SAVMA’s position aligns with the AVMA’s. Spencer will be making that case from the national student stage for the duration of his presidency.
How he ends his days
After a hard day, Spencer has a ritual. He starts the laundry, loads the dishwasher, and sweeps the house. Then he takes Miller on a long walk and he means long, while talking on the phone with friends or listening to music. Then he sits on the back patio with a drink and thinks back through the day: the highs, the lows, the small moments, the times he laughed, the times he did not.
“I try to be introspective at the end of the day to gather my thoughts and prepare myself to be even better for the following day,” he says.
His friends pull him back too — movie nights, their favorite all-you-can-eat sushi restaurant, driving around listening to music and picking up ice cream. “Community is a huge part of who I am,” he says. “I would not be the person I am now without my family’s and friends’ support.”
That instinct toward community is what makes him a credible national student leader. He is not trying to build a platform. He is trying to make sure the people around him make it through.
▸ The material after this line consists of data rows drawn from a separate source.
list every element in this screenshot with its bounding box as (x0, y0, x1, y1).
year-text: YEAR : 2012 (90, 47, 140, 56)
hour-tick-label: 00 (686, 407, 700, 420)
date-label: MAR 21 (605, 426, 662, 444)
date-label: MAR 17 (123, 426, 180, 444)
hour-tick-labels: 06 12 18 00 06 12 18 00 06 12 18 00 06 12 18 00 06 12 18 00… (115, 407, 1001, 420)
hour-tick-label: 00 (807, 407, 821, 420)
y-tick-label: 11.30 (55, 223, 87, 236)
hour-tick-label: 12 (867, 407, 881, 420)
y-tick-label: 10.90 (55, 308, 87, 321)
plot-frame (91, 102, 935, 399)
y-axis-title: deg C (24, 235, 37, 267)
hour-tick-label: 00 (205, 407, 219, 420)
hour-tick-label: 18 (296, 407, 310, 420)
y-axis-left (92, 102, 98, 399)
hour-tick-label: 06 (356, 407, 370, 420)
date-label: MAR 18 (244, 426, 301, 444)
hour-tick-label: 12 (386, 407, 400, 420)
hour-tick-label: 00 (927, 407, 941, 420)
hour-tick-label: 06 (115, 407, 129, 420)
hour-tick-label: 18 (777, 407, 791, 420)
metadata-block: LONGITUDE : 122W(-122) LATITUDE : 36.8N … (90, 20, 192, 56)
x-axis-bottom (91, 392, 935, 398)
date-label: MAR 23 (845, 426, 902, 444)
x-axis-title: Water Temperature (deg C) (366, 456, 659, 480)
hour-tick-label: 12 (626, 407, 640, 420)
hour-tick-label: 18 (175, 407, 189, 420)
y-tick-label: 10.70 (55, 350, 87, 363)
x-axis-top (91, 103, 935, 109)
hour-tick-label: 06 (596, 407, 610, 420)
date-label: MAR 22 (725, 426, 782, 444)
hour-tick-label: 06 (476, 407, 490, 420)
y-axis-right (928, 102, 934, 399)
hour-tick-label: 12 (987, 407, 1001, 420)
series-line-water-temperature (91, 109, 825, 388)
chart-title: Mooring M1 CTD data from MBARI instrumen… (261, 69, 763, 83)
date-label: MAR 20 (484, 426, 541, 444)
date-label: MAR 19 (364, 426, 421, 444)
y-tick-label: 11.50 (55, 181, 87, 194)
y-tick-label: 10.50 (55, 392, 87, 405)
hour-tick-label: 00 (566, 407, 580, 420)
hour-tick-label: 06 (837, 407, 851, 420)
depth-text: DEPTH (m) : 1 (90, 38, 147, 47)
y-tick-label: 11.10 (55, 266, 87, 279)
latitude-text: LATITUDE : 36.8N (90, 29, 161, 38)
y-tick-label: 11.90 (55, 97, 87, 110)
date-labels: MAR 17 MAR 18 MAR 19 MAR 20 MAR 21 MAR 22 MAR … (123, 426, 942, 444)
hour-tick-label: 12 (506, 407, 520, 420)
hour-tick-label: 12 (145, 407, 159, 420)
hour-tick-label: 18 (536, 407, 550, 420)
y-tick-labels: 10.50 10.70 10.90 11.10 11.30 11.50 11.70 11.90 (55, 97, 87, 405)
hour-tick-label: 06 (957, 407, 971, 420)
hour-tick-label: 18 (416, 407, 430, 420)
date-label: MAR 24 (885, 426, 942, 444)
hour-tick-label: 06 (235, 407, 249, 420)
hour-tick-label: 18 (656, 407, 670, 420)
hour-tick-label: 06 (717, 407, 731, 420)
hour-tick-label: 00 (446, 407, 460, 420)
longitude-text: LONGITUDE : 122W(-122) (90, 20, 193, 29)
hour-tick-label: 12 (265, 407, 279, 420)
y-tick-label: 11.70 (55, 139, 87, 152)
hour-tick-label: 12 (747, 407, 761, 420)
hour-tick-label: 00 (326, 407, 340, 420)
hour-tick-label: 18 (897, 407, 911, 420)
What he wishes someone had told him
Always do what makes you happy.
He follows it with something larger, a poem he loves by St. Mother Teresa that begins “People are often unreasonable, irrational, and self-centered. Forgive them anyway.” The whole poem is an instruction to keep going in spite of everything. To be kind anyway. To succeed anyway. To create anyway. To give your best anyway.
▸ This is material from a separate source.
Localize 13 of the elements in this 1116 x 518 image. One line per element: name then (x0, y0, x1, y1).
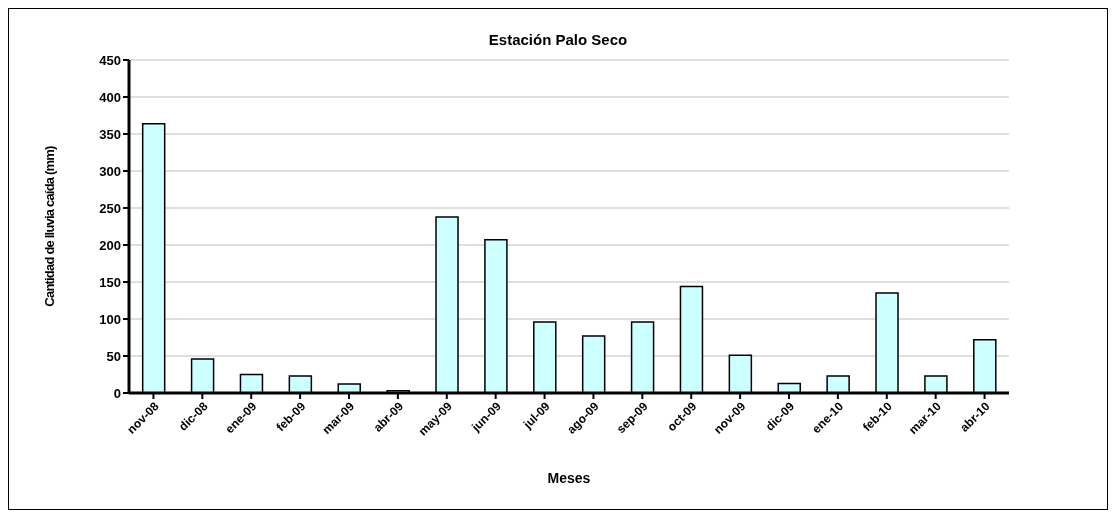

“In the final analysis,” the poem ends, “it is between you and God. It was never between you and them anyway.”
For a student who is 416 days from graduating, navigating a national presidency, and still making time for the theatre — that framing makes sense.
The part he almost didn’t include
At the end of his interview notes, Spencer added a section he labeled as optional. He called it a tangent. He wrote it late at night when he could not stop thinking about something.
It is about veterinary medicine and musical theatre.
“Veterinary medicine and musical theatre may not appear to share many traits,” he writes, “but at their core they are built from the same need: to feel and to heal.”
He draws the parallel carefully. In veterinary medicine you learn to read patients who cannot tell you where it hurts, the dog that won’t meet your eyes, the horse that shifts its weight just slightly off balance. In theatre, revelations do not happen only in lyrics and dialogue. You must become fluent in what is not said.
“Both fields place you in the middle of emotion without flinching,” he writes. “You don’t get to look away or detach completely when stepping into grief, joy, rage, love day after day. It is real every single time, real enough that it costs you something.”
Compassion fatigue in veterinary medicine builds quietly until you feel like you are carrying pieces of every animal and every owner you could not save. In theatre, the exhaustion comes from rejection, vulnerability, the constant pressure to be seen and understood. Both paths break you down and build you back up, over and over, and require you to show up anyway.
“Healing doesn’t always look clinical,” he writes. “Sometimes it looks like a perfectly timed diagnosis. Sometimes it looks like a perfectly held note. Sometimes it’s a life saved. Sometimes it’s a single violin.”
We are very glad he included it.
Spencer Stelly is a third-year DVM student at Louisiana State University School of Veterinary Medicine and the newly elected President of the Student American Veterinary Medical Association. He graduates in 2027. Miller is doing great.